Cover the bowl of tzatziki with plastic wrap or store in a closed container in the fridge until the naan is cooked and served.
Shape & Cook the Naan:
Once the dough has doubled in size, punch it down to remove excess air and remove it from the bowl. Add the dough to a well-floured surface and divide it into 9 evenly sized pieces. Then, roll each section of dough into a round ball.
Cover the dough balls with a cloth or plastic wrap and let them proof a second time for 15-20 minutes.
While the dough balls are proofing, melt the vegan butter and mince the garlic. Then, mix together in a small bowl and set aside.

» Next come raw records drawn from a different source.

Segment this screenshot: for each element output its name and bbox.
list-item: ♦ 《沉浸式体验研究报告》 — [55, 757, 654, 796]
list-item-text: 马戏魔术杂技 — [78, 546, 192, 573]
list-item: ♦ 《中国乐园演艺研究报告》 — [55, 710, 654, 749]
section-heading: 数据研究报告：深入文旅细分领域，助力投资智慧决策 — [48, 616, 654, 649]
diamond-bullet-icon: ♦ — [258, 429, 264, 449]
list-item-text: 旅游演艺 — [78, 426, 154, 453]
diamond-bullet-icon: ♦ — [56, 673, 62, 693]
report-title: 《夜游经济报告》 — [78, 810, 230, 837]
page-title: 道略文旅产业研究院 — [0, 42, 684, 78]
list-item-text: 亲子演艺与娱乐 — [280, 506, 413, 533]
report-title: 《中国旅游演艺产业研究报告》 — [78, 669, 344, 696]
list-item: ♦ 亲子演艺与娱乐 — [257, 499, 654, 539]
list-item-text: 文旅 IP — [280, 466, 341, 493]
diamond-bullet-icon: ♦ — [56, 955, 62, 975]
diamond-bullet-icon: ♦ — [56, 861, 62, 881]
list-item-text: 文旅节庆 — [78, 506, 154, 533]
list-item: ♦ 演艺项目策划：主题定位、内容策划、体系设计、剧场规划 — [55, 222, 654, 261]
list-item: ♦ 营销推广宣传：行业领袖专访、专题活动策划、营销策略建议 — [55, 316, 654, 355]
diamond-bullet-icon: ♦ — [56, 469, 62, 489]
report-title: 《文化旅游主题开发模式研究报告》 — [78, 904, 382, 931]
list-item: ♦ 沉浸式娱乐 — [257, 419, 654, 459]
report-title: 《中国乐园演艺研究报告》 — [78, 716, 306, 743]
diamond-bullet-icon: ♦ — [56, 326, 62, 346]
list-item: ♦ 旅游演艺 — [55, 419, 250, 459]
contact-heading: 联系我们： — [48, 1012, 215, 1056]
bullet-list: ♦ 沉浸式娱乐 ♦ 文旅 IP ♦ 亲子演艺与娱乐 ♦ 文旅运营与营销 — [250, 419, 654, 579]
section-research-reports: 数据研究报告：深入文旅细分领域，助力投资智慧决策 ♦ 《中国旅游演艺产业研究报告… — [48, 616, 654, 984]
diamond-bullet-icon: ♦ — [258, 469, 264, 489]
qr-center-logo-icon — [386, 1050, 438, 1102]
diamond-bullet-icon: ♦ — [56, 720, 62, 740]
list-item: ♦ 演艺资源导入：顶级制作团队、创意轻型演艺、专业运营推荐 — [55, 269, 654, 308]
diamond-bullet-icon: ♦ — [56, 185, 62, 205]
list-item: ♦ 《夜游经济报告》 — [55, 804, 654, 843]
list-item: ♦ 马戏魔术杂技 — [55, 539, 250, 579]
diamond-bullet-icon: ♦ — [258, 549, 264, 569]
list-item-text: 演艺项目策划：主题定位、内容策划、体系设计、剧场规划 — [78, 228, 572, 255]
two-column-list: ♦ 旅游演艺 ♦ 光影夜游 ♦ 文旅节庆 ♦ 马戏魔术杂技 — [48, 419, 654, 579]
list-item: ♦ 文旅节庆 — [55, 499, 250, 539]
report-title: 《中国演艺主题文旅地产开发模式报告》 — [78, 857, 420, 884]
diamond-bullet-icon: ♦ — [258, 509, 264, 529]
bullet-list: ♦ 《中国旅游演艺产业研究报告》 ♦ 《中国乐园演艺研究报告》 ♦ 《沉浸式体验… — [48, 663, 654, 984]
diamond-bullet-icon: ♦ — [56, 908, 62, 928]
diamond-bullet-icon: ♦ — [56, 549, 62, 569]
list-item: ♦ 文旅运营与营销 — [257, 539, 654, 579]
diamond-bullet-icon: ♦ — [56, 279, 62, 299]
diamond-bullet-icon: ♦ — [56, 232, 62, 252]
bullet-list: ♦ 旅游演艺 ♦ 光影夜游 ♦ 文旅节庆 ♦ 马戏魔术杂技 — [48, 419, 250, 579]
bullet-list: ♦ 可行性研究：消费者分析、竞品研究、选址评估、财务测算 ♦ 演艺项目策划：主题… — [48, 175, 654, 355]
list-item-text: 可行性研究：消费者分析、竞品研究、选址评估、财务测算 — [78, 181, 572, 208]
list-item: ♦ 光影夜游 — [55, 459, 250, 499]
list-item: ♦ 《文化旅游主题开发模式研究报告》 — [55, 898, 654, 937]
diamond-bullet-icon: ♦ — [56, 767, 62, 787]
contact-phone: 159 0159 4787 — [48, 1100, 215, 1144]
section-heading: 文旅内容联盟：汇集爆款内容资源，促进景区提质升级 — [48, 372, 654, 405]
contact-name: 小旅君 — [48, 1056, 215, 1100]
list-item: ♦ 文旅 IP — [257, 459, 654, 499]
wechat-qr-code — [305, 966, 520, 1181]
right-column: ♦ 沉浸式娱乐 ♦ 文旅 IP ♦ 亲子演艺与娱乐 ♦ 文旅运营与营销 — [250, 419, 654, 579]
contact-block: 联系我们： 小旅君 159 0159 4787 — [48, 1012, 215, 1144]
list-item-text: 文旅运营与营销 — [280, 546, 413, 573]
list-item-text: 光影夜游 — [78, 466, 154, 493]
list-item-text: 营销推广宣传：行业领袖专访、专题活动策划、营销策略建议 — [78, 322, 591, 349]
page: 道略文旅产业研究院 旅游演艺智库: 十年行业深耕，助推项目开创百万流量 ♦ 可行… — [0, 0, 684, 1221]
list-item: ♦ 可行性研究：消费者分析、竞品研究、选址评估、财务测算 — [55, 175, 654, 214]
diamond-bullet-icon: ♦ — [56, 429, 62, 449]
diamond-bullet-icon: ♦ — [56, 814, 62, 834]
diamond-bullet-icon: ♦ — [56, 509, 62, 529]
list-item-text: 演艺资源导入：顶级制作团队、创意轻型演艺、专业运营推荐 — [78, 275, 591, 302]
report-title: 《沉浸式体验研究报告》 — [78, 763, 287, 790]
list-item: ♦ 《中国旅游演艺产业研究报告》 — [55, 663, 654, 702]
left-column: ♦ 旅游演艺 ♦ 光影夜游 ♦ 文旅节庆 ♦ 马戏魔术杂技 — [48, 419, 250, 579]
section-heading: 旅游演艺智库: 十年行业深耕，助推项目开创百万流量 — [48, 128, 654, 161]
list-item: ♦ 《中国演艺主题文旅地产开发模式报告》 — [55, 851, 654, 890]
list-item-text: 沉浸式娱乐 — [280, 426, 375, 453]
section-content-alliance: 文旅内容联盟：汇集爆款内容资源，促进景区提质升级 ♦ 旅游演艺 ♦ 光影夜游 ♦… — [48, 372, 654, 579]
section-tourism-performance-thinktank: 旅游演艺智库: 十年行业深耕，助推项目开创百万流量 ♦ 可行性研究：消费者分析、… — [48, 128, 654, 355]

Take the dough balls and roll them into ¼-inch thick rounds.
Then, lightly grease & heat a cast-iron skillet until it is hot and smoking. Place the naan dough in the skillet and cook for 1-2 minutes until the underside is deep golden and the surface is bubbly. Then, flip and cook the other side for 1 minute. You can also brush the naan with the garlic butter mixture at this point or add it right before serving.
Repeat this step with the remaining naan until all are cooked. Then, brush the freshly cooked naan with the remaining melted garlic butter mixture and garnish with fresh cilantro.
Serve the naan alongside the vegan tzatziki and enjoy!
When heating the water for the naan it should be lukewarm and not hot. If water is too hot it could kill the yeast.
Naan can be stored in a closed container or in tin-foil at room temperature for 1-2 days, in the fridge for up to 5 days, or in the freezer for up to 1 month.
Tzatziki is best enjoyed the day it is made but can be stored in a closed container in the fridge for up to 3 days.